Der Schweizerische Evangelische Kirchenbund SEK veröffentlichte 2006 seine Stellungnahme zum geplanten Verfassungstext zur Legalisierung von Menschenversuchen unter dem Titel „Forschung am Menschen“.[1] Diese bemerkenswerte grundsätzliche Stellungnahme bleibt im laufenden Abstimmungskampf auffallend unbemerkt. Obwohl sie eine humane Gegenposition gegen das inhumane Ziel der Initiative „Forschung am Menschen“ bietet! Die einzig mögliche, wie wir meinen. Das Anliegen der Initiative zur Legalisierung von Menschenversuchen wird vom SEK implizit als Verrat am Staatszweck charakterisiert. Das ist der schreckliche Kern der schrecklichen Sache.

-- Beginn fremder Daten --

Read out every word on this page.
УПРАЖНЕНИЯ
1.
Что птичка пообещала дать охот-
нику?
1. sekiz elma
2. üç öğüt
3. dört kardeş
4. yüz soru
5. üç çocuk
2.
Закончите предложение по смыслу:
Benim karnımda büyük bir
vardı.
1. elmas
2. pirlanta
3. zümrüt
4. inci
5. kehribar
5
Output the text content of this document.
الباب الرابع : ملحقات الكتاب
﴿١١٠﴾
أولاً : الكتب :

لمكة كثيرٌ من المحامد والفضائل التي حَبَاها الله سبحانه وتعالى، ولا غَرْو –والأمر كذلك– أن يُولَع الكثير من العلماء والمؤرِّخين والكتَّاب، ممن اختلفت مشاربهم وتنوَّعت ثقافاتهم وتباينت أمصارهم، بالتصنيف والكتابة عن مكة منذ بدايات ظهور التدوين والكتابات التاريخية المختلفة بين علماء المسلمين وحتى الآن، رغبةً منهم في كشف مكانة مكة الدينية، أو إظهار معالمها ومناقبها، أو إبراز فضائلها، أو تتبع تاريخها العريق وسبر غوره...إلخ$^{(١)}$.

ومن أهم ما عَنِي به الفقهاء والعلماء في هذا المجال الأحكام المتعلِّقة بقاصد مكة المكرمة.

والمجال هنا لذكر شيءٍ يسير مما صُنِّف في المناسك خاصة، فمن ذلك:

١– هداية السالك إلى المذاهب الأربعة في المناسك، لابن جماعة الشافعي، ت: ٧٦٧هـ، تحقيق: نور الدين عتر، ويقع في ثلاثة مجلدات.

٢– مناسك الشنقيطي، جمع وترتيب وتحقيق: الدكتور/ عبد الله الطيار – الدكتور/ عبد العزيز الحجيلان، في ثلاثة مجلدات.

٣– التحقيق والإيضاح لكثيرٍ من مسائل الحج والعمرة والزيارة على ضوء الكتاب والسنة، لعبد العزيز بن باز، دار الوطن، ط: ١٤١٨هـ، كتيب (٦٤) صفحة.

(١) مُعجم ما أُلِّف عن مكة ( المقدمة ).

Der SEK streicht bemerkenswert klar heraus, dass die Initiative „Forschung am Menschen“ das Grundprinzip der Schweizer Verfassung abschaffen will und damit den humanen Sinn des Staates vernichtet: nämlich dass die Menschenwürde nie verhandelbar sein darf und dass die Menschenwürde nicht abwägbar ist gegen „andere Werte“. Heisst: Forschungsfreiheit und Menschenwürde dürfen nie „gleichwertig“ nebeneinander stehen, um sie von Fall zu Fall gegeneinander abzuwägen. So will es allerdings die vom Utilitarismus eines Peter Singer infizierte Initiative. SONDERN: Es muss immer gelten, sagt der SEK, dass die Forschungsfreiheit aus der Menschenwürde abgeleitet wird.

Sonst – das folgt zwingend daraus, auch wenn der SEK das dann nicht mehr sagt – wird den in den Startlöchern wartenden Pharma-Mengeles, die nur auf den staatlichen Startschuss für Menschenversuche von ganz oben warten, Tor und Tür geöffnet.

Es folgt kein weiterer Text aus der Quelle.